Infectious Agents Under Suspicion. Although many infectious microorganisms have been investigated, no one agent has emerged as a proven trigger. It is possible different MS patients may be affected by different organisms, and that infections cause some, but not all, cases of MS. Organisms that are at the top of the suspect list are those that can affect the central nervous system. The following are three primary suspects:

  • HHV-6. Herpesvirus 6 (a form of herpesvirus that causes roseola, a benign disease in children) is also known to cause encephalitis (brain inflammation) in patients with impaired immune systems. A number of studies have reported higher than normal rates of HHV-6 infection in MS patients, and some experts believe that may be important in MS. Other experts argue, however, that nearly everyone harbors this virus and there is still no evidence of a causal relationship. Other herpes viruses can also infect brain cells. They include herpes simplex 1 and 2 (the causes of oral and genital herpes), varicella-zoster virus (the cause of chicken pox and shingles), and cytomegalovirus.
  • Chlamydia Pneumoniae. This atypical bacterium has been associated with persistent inflammation in small vessels. A few studies have reported significantly higher rates of previous Chlamydia infection in MS patients than in individuals without MS. An important group of 2000 studies reported no connection at all between Chlamydia and MS, and any experts now believe there is no strong evidence linking the microbe to MS. It is still possible, however, that the infection, which can cause widespread inflammation, plays a role early in the course of the disease in some individuals.
  • Epstein-Barr virus (EBV). Nearly all people with MS have some evidence of EBV infection, the cause of mononucleosis. EBV, however, is also very common in people who never develop mono. (For example, in one study 99% of MS patients had evidence of EBV but so did 93% of people without MS.)

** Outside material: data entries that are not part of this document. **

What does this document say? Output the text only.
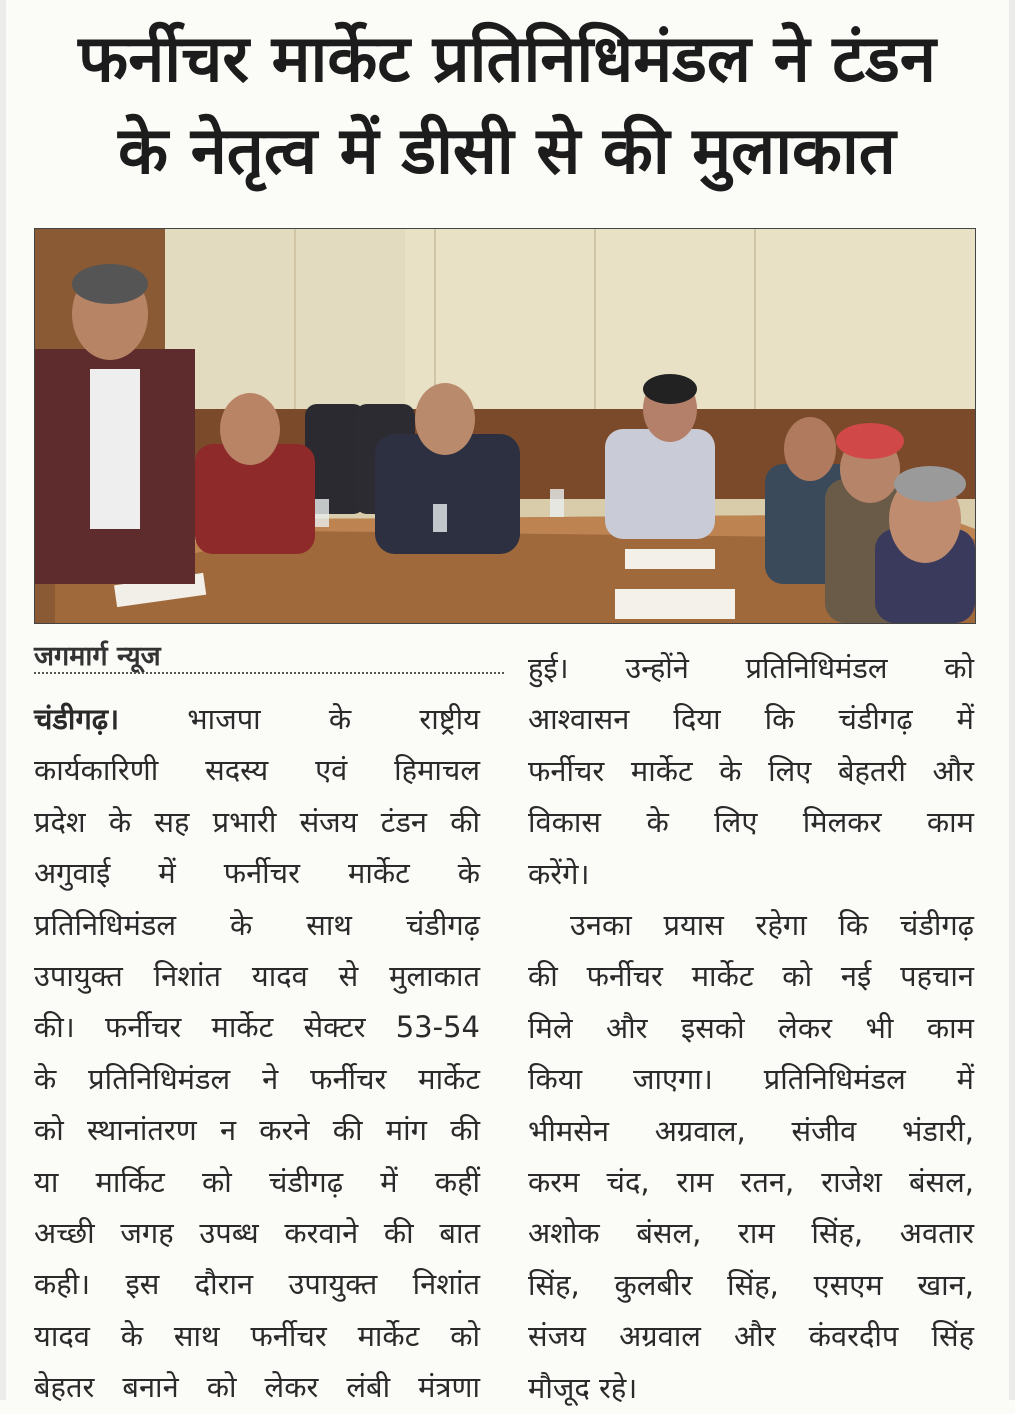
फर्नीचर मार्केट प्रतिनिधिमंडल ने टंडन
के नेतृत्व में डीसी से की मुलाकात
जगमार्ग न्यूज
चंडीगढ़। भाजपा के राष्ट्रीय
कार्यकारिणी सदस्य एवं हिमाचल
प्रदेश के सह प्रभारी संजय टंडन की
अगुवाई में फर्नीचर मार्केट के
प्रतिनिधिमंडल के साथ चंडीगढ़
उपायुक्त निशांत यादव से मुलाकात
की। फर्नीचर मार्केट सेक्टर 53-54
के प्रतिनिधिमंडल ने फर्नीचर मार्केट
को स्थानांतरण न करने की मांग की
या मार्किट को चंडीगढ़ में कहीं
अच्छी जगह उपब्ध करवाने की बात
कही। इस दौरान उपायुक्त निशांत
यादव के साथ फर्नीचर मार्केट को
बेहतर बनाने को लेकर लंबी मंत्रणा
हुई। उन्होंने प्रतिनिधिमंडल को
आश्वासन दिया कि चंडीगढ़ में
फर्नीचर मार्केट के लिए बेहतरी और
विकास के लिए मिलकर काम
करेंगे।
उनका प्रयास रहेगा कि चंडीगढ़
की फर्नीचर मार्केट को नई पहचान
मिले और इसको लेकर भी काम
किया जाएगा। प्रतिनिधिमंडल में
भीमसेन अग्रवाल, संजीव भंडारी,
करम चंद, राम रतन, राजेश बंसल,
अशोक बंसल, राम सिंह, अवतार
सिंह, कुलबीर सिंह, एसएम खान,
संजय अग्रवाल और कंवरदीप सिंह
मौजूद रहे।
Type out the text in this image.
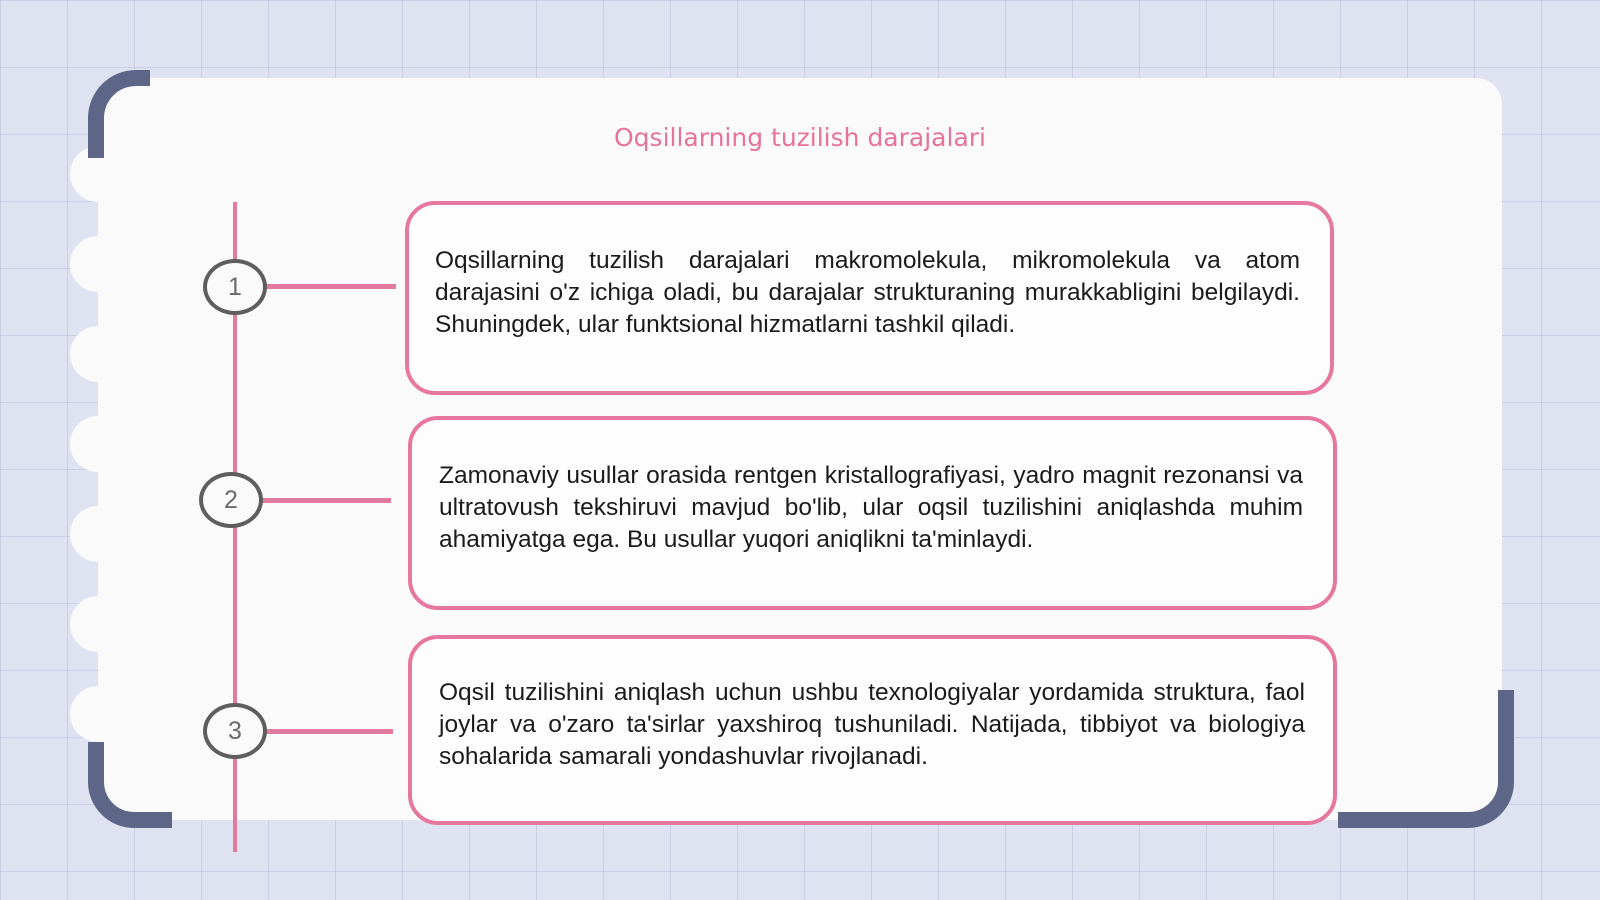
Oqsillarning tuzilish darajalari
1
2
3

Oqsillarning tuzilish darajalari makromolekula, mikromolekula va atom darajasini o'z ichiga oladi, bu darajalar strukturaning murakkabligini belgilaydi. Shuningdek, ular funktsional hizmatlarni tashkil qiladi.

Zamonaviy usullar orasida rentgen kristallografiyasi, yadro magnit rezonansi va ultratovush tekshiruvi mavjud bo'lib, ular oqsil tuzilishini aniqlashda muhim ahamiyatga ega. Bu usullar yuqori aniqlikni ta'minlaydi.

Oqsil tuzilishini aniqlash uchun ushbu texnologiyalar yordamida struktura, faol joylar va o'zaro ta'sirlar yaxshiroq tushuniladi. Natijada, tibbiyot va biologiya sohalarida samarali yondashuvlar rivojlanadi.
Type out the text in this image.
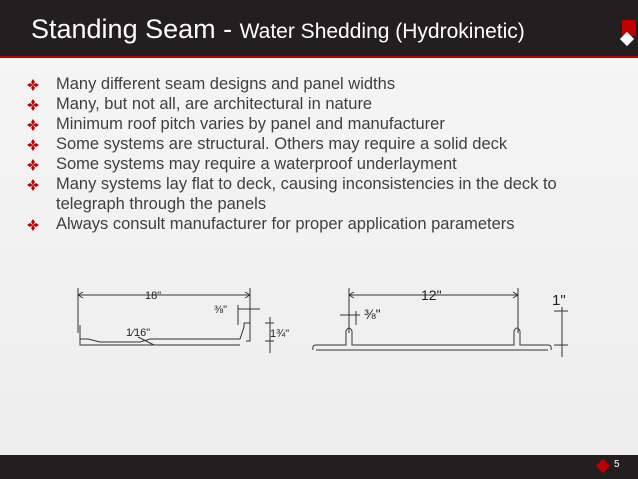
Standing Seam - Water Shedding (Hydrokinetic)
Many different seam designs and panel widths
Many, but not all, are architectural in nature
Minimum roof pitch varies by panel and manufacturer
Some systems are structural. Others may require a solid deck
Some systems may require a waterproof underlayment
Many systems lay flat to deck, causing inconsistencies in the deck to telegraph through the panels
Always consult manufacturer for proper application parameters
18"
⅜"
1⁄16"	1¾"
12"
⅜"
1"
5
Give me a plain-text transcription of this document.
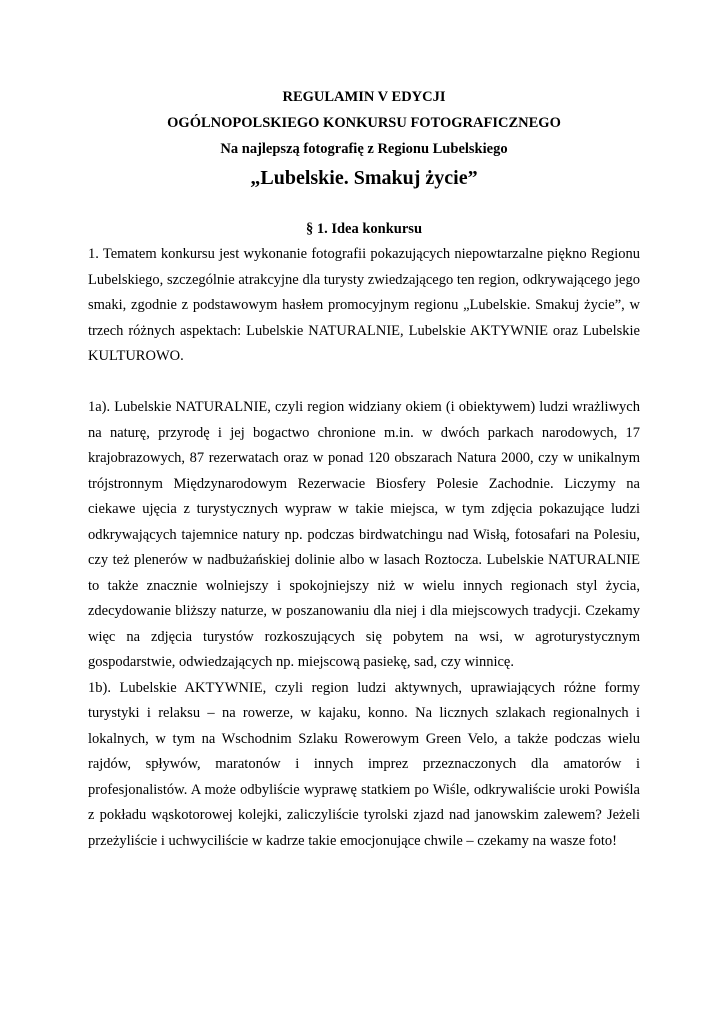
REGULAMIN V EDYCJI
OGÓLNOPOLSKIEGO KONKURSU FOTOGRAFICZNEGO
Na najlepszą fotografię z Regionu Lubelskiego
„Lubelskie. Smakuj życie”
§ 1. Idea konkursu

1. Tematem konkursu jest wykonanie fotografii pokazujących niepowtarzalne piękno Regionu Lubelskiego, szczególnie atrakcyjne dla turysty zwiedzającego ten region, odkrywającego jego smaki, zgodnie z podstawowym hasłem promocyjnym regionu „Lubelskie. Smakuj życie”, w trzech różnych aspektach: Lubelskie NATURALNIE, Lubelskie AKTYWNIE oraz Lubelskie KULTUROWO.

1a). Lubelskie NATURALNIE, czyli region widziany okiem (i obiektywem) ludzi wrażliwych na naturę, przyrodę i jej bogactwo chronione m.in. w dwóch parkach narodowych, 17 krajobrazowych, 87 rezerwatach oraz w ponad 120 obszarach Natura 2000, czy w unikalnym trójstronnym Międzynarodowym Rezerwacie Biosfery Polesie Zachodnie. Liczymy na ciekawe ujęcia z turystycznych wypraw w takie miejsca, w tym zdjęcia pokazujące ludzi odkrywających tajemnice natury np. podczas birdwatchingu nad Wisłą, fotosafari na Polesiu, czy też plenerów w nadbużańskiej dolinie albo w lasach Roztocza. Lubelskie NATURALNIE to także znacznie wolniejszy i spokojniejszy niż w wielu innych regionach styl życia, zdecydowanie bliższy naturze, w poszanowaniu dla niej i dla miejscowych tradycji. Czekamy więc na zdjęcia turystów rozkoszujących się pobytem na wsi, w agroturystycznym gospodarstwie, odwiedzających np. miejscową pasiekę, sad, czy winnicę.

1b). Lubelskie AKTYWNIE, czyli region ludzi aktywnych, uprawiających różne formy turystyki i relaksu – na rowerze, w kajaku, konno. Na licznych szlakach regionalnych i lokalnych, w tym na Wschodnim Szlaku Rowerowym Green Velo, a także podczas wielu rajdów, spływów, maratonów i innych imprez przeznaczonych dla amatorów i profesjonalistów. A może odbyliście wyprawę statkiem po Wiśle, odkrywaliście uroki Powiśla z pokładu wąskotorowej kolejki, zaliczyliście tyrolski zjazd nad janowskim zalewem? Jeżeli przeżyliście i uchwyciliście w kadrze takie emocjonujące chwile – czekamy na wasze foto!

Other viruses that have been investigated include measles virus, adenovirus, and the retroviruses (HIV, HTLV-I, and HTLV-II), but none have emerged as having any importance.

Note on Vaccinations: Concerns about a link between the hepatitis B vaccine and MS led France to halt a major vaccination program in 1998. Subsequent research, however, has found no evidence of any causal association. Research also ruled out a link between any other vaccinations, such as or influenza, and relapses of MS.